Nachruf: Abbas Abdel Gadir

Ein Kämpfer ist gegangen

Wir trauern um unser ehemaliges Mitglied, unseren Genossen Abbas Abdel Gadir, der in der vergangenen Woche in einem Berliner Seniorenheim verstorben ist.

Von Sascha Staničić, Sol-Bundessprecher

Abbas wurde 2004 Mitglied der SAV (Vorläuferorganisation der Sol) und war bis zur Spaltung der Organisation im Jahr 2019 aktives Mitglied. Sein Gesundheitszustand ließ es nicht zu, dass er an den damaligen politischen Debatten teilnahm und er fühlte sich seitdem beiden Organisationen und allen seinen langjährigen Mitstreiter*innen verbunden.

Abbas war sein Leben lang ein Kämpfer gewesen. Als Mitglied der Kommunistischen Partei des Sudan kämpfte er in jungen Jahren in der Guerilla. In Deutschland war er dann Gewerkschafter und Betriebsrat. Als ich ihn 2004 kennen lernte und mit ihm begann über Marxismus und Trotzkismus zu diskutieren, war er schon nicht mehr der überzeugte Stalinist, der er – nach eigenen Worten – in der Vergangenheit gewesen war (gerne erzählte er lachend, dass früher in seinem Zimmer ein Stalin Porträt hing), aber die Ideen des Trotzkismus und der Theorie der Permanenten Revolution waren für ihn wie ein Jungbrunnen. Er wurde mit großer Überzeugung Mitglied unserer Organisation und sagte oft, wie sehr er es bedauerte, uns nicht früher getroffen zu haben. Dass seine Genossen in der kommunistischen sudanesischen Exilgruppe in Berlin mit ihm nichts mehr zu tun haben wollten, als er Trotzkist geworden war, schien seine Überzeugung nur zu stärken. Abbas war immer einer der Aktivposten in unserer Gruppe in Berlin-Neukölln und auch aktiv in der WASG und später der Partei Die Linke.

Er war ein kleiner, ruhiger und bescheidener Mann, der sich nie in den Vordergrund drängte, aber immer sehr viel Wärme und Herzlichkeit ausstrahlte und der immer wissen wollte, wie es den Genossinnen und Genossen geht.

Eines Tages erzählte er uns, dass er in einem Park von drei Faschisten angegriffen worden war.
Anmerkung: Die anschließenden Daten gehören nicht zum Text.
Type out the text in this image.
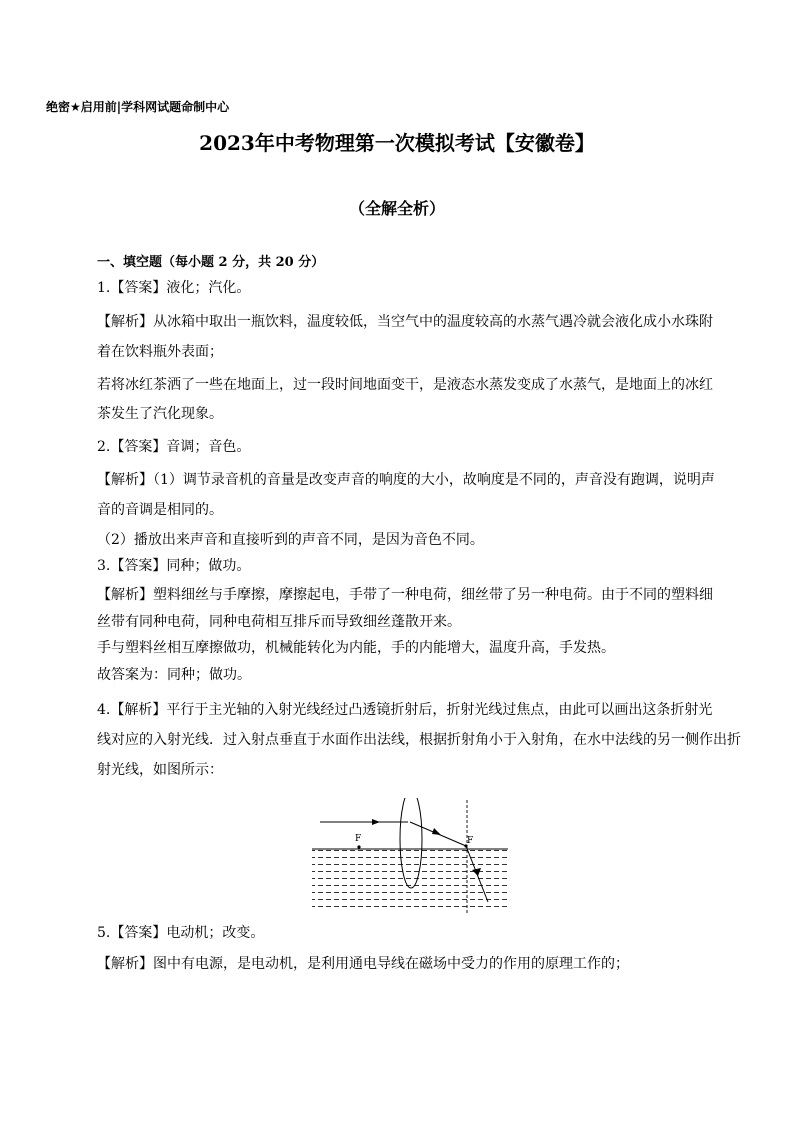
绝密★启用前|学科网试题命制中心
2023年中考物理第一次模拟考试【安徽卷】
（全解全析）
一、填空题（每小题 2 分，共 20 分）
1.【答案】液化；汽化。
【解析】从冰箱中取出一瓶饮料，温度较低，当空气中的温度较高的水蒸气遇冷就会液化成小水珠附
着在饮料瓶外表面；
若将冰红茶洒了一些在地面上，过一段时间地面变干，是液态水蒸发变成了水蒸气，是地面上的冰红
茶发生了汽化现象。
2.【答案】音调；音色。
【解析】（1）调节录音机的音量是改变声音的响度的大小，故响度是不同的，声音没有跑调，说明声
音的音调是相同的。
（2）播放出来声音和直接听到的声音不同，是因为音色不同。
3.【答案】同种；做功。
【解析】塑料细丝与手摩擦，摩擦起电，手带了一种电荷，细丝带了另一种电荷。由于不同的塑料细
丝带有同种电荷，同种电荷相互排斥而导致细丝蓬散开来。
手与塑料丝相互摩擦做功，机械能转化为内能，手的内能增大，温度升高，手发热。
故答案为：同种；做功。
4.【解析】平行于主光轴的入射光线经过凸透镜折射后，折射光线过焦点，由此可以画出这条折射光
线对应的入射光线．过入射点垂直于水面作出法线，根据折射角小于入射角，在水中法线的另一侧作出折
射光线，如图所示：
5.【答案】电动机；改变。
【解析】图中有电源，是电动机，是利用通电导线在磁场中受力的作用的原理工作的；
F	F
Entsetzt fragten wir ihn, was geschehen sei und wie es ihm ginge. Und Abbas erzählte in aller Seelenruhe, dass an dem Ort des Angriffs glücklicherweise eine Baustelle war und er eine Metallstange greifen konnte. Plötzlich sei alles, was er in der Guerilla über Nahkampf gelernt hatte, wieder präsent gewesen – und dieser kleine schmächtige Mann hat drei Nazis in die Flucht geschlagen!

Wir hatten in den letzten Jahren leider den Kontakt zu Abbas verloren. Die Pandemie unterbrach unsere Besuche und wir haben leider darin versagt, sie wieder aufzunehmen. Sein zunehmendes Alter und Demenz machten es auch Abbas unmöglich, mit uns in Kontakt zu treten. Aber wir halten sein Andenken in der Sol lebendig und werden seinen lebenslangen Kampf für eine sozialistische Veränderung der Gesellschaft fortsetzen.

Und irgendwann wird in Neukölln eine Straße nach diesem tollen Menschen und Genossen benannt werden.